After a two-year break due to the pandemic, around 5.7 million visitors came to this year’s Wiesn according to the festival management – around 600,000 fewer than at the last Oktoberfest before the pandemic in 2019, when there were 6.3 million.

Federal Health Minister Karl Lauterbach (SPD) took to Twitter to comment on the rise in incidence in Munich during the Oktoberfest. “This would not have been necessary if self-tests had been taken before admission,” he said.

“Compared to the price of a measure of beer, €2-3 (for tests) wouldn’t have mattered,” he said.

Even before the start of the Wiesn, he had spoken out in favour of people taking voluntary self-tests. Lauterbach stressed that now is the time for special measures against Covid.

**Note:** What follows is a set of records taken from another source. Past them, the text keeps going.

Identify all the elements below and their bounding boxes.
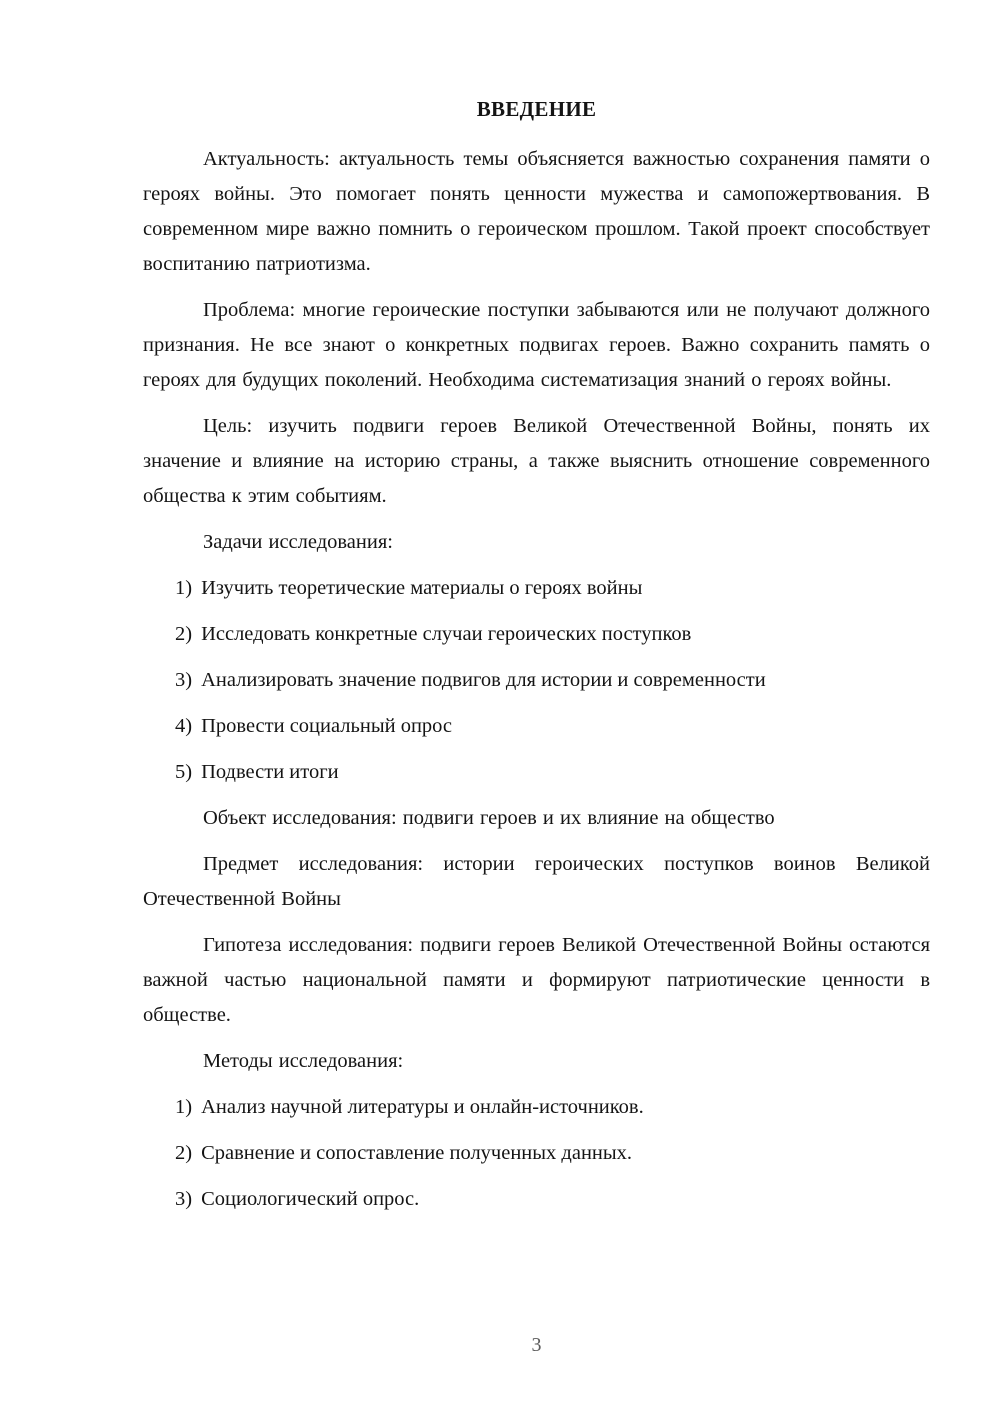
paragraph-actuality: Актуальность: актуальность темы объясняе… [143, 142, 930, 282]
task-item-5-text: Подвести итоги [201, 761, 339, 783]
paragraph-problem: Проблема: многие героические поступки за… [143, 293, 930, 398]
task-item-2-text: Исследовать конкретные случаи героически… [201, 623, 691, 645]
tasks-heading: Задачи исследования: [143, 525, 930, 560]
method-item-2-text: Сравнение и сопоставление полученных дан… [201, 1142, 632, 1164]
page-title: ВВЕДЕНИЕ [143, 92, 930, 127]
method-item-2: 2)Сравнение и сопоставление полученных д… [143, 1136, 930, 1171]
task-item-5: 5)Подвести итоги [143, 755, 930, 790]
paragraph-goal: Цель: изучить подвиги героев Великой Оте… [143, 409, 930, 514]
task-item-1-text: Изучить теоретические материалы о героях… [201, 577, 642, 599]
method-item-1: 1)Анализ научной литературы и онлайн-ист… [143, 1090, 930, 1125]
task-item-3-text: Анализировать значение подвигов для исто… [201, 669, 766, 691]
task-item-1: 1)Изучить теоретические материалы о геро… [143, 571, 930, 606]
task-item-2-marker: 2) [175, 623, 192, 645]
task-item-4-text: Провести социальный опрос [201, 715, 452, 737]
method-item-3-marker: 3) [175, 1188, 192, 1210]
task-item-2: 2)Исследовать конкретные случаи героичес… [143, 617, 930, 652]
methods-heading: Методы исследования: [143, 1044, 930, 1079]
paragraph-subject: Предмет исследования: истории героически… [143, 847, 930, 917]
method-item-3: 3)Социологический опрос. [143, 1182, 930, 1217]
paragraph-object: Объект исследования: подвиги героев и их… [143, 801, 930, 836]
task-item-1-marker: 1) [175, 577, 192, 599]
task-item-3-marker: 3) [175, 669, 192, 691]
method-item-2-marker: 2) [175, 1142, 192, 1164]
method-item-1-marker: 1) [175, 1096, 192, 1118]
paragraph-hypothesis: Гипотеза исследования: подвиги героев Ве… [143, 928, 930, 1033]
task-item-4-marker: 4) [175, 715, 192, 737]
task-item-4: 4)Провести социальный опрос [143, 709, 930, 744]
task-item-5-marker: 5) [175, 761, 192, 783]
document-page: ВВЕДЕНИЕ Актуальность: актуальность темы… [0, 0, 1000, 1414]
task-item-3: 3)Анализировать значение подвигов для ис… [143, 663, 930, 698]
method-item-3-text: Социологический опрос. [201, 1188, 419, 1210]
method-item-1-text: Анализ научной литературы и онлайн-источ… [201, 1096, 644, 1118]
page-number: 3 [143, 1333, 930, 1357]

“The development shows what will happen if the states wait too long with the mask obligation in indoor areas,” he added.

READ ALSO: KEY POINTS: Germany’s new Covid-19 rules from October

In neighbouring counties, where many Oktoberfest visitors came from, the number of Covid cases has also risen noticeably.  Beatrix Zurek said that it is unclear, however, how much of a role Oktoberfest played in these figures, as people are currently much more active socially overall, with concerts and other events also taking place throughout the state.

Christoph Spinner, an infections specialist at Munich’s Klinikum, has urged people not to be alarmed by the rising numbers.

“We had expected rising incidences here. We knew that there could be a doubling, tripling, even quadrupling,” he said.

He said that this is no cause for concern, as many people have been vaccinated or have also recovered from previous Covid infections, so any new infections are therefore usually mild.

The virologist advises people over 60 or with pre-existing conditions to get a second booster vaccination, but otherwise said people shouldn’t be alarmed by the rising incidences.